EUR/USD Daily Chart.

– Yesterday was another big bull day, and it closed above the top of the year-long bear channel.

– I have been saying for a couple months that a breakout below the November/December trading range would fail. This is because a tight trading range late in a bear trend is typically the Final Bear Flag.

– Additionally, I have been saying that the rally should last at least a couple months.

– Targets above are the Jan. 14 lower high, and then breakout points on the day. These include the Oct. 12 low, the Nov. 4, 2020, low, and the March 2021 low.

– Another target is a 50% retracement of the 2021 bear trend.

– Will this rally reach all of the targets? Maybe. It's 50-50 right now.

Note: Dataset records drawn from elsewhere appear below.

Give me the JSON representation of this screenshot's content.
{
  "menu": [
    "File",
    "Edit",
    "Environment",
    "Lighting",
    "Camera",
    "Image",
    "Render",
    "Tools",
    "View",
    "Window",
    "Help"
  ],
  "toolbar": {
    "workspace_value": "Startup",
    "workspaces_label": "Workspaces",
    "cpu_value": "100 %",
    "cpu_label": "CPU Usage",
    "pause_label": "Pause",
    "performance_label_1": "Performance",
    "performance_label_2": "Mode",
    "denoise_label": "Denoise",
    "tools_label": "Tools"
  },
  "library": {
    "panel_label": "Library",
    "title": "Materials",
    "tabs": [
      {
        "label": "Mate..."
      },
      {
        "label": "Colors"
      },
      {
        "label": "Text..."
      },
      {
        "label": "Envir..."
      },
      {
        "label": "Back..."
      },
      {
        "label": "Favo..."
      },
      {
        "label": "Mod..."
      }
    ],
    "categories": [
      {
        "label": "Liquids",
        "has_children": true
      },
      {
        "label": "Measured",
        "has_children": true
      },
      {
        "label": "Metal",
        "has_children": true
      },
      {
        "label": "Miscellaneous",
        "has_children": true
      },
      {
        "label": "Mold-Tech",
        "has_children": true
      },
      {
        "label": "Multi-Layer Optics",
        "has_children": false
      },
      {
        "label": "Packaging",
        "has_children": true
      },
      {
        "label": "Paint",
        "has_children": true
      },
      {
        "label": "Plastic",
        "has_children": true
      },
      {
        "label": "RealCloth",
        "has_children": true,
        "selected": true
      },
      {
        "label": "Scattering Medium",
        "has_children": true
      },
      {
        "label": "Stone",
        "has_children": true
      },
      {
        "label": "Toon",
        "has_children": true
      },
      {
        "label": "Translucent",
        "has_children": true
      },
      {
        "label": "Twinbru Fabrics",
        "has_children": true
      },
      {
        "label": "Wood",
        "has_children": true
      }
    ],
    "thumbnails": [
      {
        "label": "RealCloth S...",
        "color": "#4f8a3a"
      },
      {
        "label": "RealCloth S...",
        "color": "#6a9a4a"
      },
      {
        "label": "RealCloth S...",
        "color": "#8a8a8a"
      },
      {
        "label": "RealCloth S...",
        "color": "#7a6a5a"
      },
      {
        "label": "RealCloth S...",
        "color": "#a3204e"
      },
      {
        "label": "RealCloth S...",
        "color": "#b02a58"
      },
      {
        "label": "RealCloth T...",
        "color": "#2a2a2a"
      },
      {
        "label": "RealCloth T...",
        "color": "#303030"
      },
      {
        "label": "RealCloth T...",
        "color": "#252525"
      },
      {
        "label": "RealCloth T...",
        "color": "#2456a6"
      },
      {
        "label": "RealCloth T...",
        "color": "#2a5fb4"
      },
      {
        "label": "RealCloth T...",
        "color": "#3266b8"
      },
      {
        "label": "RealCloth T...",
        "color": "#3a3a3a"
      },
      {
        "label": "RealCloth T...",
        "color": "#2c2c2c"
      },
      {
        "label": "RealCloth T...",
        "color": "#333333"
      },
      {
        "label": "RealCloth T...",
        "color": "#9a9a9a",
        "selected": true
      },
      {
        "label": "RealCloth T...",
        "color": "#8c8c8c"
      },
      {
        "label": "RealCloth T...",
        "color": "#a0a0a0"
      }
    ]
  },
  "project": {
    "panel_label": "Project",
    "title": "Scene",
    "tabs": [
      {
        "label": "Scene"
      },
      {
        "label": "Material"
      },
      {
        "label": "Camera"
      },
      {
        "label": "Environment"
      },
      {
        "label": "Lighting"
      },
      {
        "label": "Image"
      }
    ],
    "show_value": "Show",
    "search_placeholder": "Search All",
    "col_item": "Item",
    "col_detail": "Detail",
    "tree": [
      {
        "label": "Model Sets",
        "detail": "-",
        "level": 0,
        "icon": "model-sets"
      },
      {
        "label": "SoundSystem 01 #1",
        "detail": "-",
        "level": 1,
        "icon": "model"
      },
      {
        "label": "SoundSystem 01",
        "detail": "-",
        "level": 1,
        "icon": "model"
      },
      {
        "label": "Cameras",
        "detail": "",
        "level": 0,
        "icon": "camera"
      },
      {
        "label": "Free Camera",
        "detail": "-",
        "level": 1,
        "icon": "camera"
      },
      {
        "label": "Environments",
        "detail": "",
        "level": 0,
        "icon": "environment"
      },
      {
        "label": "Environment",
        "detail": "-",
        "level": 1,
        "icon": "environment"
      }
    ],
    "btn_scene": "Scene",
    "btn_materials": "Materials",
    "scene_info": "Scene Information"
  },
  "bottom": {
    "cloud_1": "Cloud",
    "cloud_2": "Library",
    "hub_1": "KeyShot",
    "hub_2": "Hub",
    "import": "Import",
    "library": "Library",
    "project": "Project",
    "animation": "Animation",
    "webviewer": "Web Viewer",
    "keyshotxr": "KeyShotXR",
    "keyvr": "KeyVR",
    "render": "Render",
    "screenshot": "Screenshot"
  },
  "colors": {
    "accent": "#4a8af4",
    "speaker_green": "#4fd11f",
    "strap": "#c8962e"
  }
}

– But if next week is a bull bar on the weekly chart closing on its high, there would be a 60% chance of a breakout above the November 2020 low. That was the bottom of a year-long trading range within the seven-year trading range. When a market reverses in a trading range, it usually goes beyond breakout points.

– Can the bears create a double top bear flag with the Jan. 14 high? Today’s high so far is a fraction of a pip above that high, and today currently is near the low of the day.

– They will try, but the rally has been strong enough so traders will buy the first reversal down. Therefore, the bears will need at least a reversal down from a micro double top next week before they would have a 50% chance of a reversal down to below the January low.

– What if Russia invades Ukraine? It would hurt Europe and probably the , but it would also hurt the U.S. and possibly the dollar. It is too early to tell what the EUR/USD will do.

– There is only a small chance of Russia invading while the Winter Olympics are going on. Putin cannot risk alienating Xi.